Moreover, socialism rejects the primacy of capital in economic decision making and activity. Marx declared that capital would cease to have any functionary value in a truly working-class society since all things are produced and consumed without compensation or need for payment. Hence the rise of “certificates” certifying what one has produced and what, based on his productivity, one can consume. Marx’s “classless society” is not one in which all receive the same amount of money—capital—for their work. Marx’s “classless society” is one in which all people control their labor and the fruits to receive from their labor. If one decides to labor more than another, he will have more certificates to enjoy from a consumeristic standpoint but enjoy less leisure time because of his increased work. If one decides to labor less, he will have less certificates to enjoy from a consumeristic standpoint but enjoy greater leisure time because of the fewer hours worked. As Marx wrote:
What he has given to it is his individual quantum of labor. For example, the social working day consists of the sum of the individual hours of work; the individual labor-time of the individual producer is the part of the social working day contributed by him, his share in it. He receives a certificate from society that he has furnished such-and-such an amount of labor (after deducting his labor for the common funds); and with this certificate, he draws from the social stock of means of consumption as much as the same amount of labor cost. The same amount of labor which he has given to society in one form, he receives back in another.[2]

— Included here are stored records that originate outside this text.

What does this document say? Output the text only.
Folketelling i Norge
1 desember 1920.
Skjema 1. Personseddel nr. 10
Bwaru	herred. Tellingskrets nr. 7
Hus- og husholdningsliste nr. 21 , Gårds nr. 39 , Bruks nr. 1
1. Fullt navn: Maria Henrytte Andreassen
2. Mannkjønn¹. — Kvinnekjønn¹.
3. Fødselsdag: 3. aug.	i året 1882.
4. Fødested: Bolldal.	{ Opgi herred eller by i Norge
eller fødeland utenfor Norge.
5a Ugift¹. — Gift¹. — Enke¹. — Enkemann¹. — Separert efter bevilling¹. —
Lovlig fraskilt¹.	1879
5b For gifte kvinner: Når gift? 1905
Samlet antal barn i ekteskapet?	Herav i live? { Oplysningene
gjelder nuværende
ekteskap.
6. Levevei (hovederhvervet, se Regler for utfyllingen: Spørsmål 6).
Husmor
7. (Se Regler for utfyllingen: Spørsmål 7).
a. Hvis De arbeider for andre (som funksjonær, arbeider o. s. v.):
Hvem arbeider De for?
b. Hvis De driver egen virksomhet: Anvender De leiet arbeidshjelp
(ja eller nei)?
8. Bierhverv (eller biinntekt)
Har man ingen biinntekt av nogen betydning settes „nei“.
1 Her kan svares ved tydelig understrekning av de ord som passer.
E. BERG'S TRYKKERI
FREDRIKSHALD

The modern “socialist” idea of an egalitarian society sharing in capital prosperity is not socialism. It never has been. It never will. That idea is called social democracy. And it was condemned as a variation of liberalism by socialists and Marxists during the Second International (1889-1916). Most socialists speak falsely of socialism, which means they are not really socialists despite whatever label they wish to—ignorantly—describe themselves as. Most contemporary people who claim to be socialist are more a mix of industrial socialist progressivism mixed with left-liberalism where capital still reigns supreme as the arbiter of economic activity and well-being. They are, as the Second International condemned them as, social democrats—who are just a variation of the species of liberal.
[1] Cf. The German Ideology. In The German Ideology, never published in Marx’s lifetime, Marx states that the sexual division of labor is the origin of inequality and the beginning of economic competition which led to the class dialectic between male and female which destroyed original equality and eventually mutated and gave way to the five traditional epochs of history associated with Marxian History: Slavery, Feudalism, Capitalism, Socialism, and Communism.
[2] Karl Marx, Critique of the Gotha Program, § 1.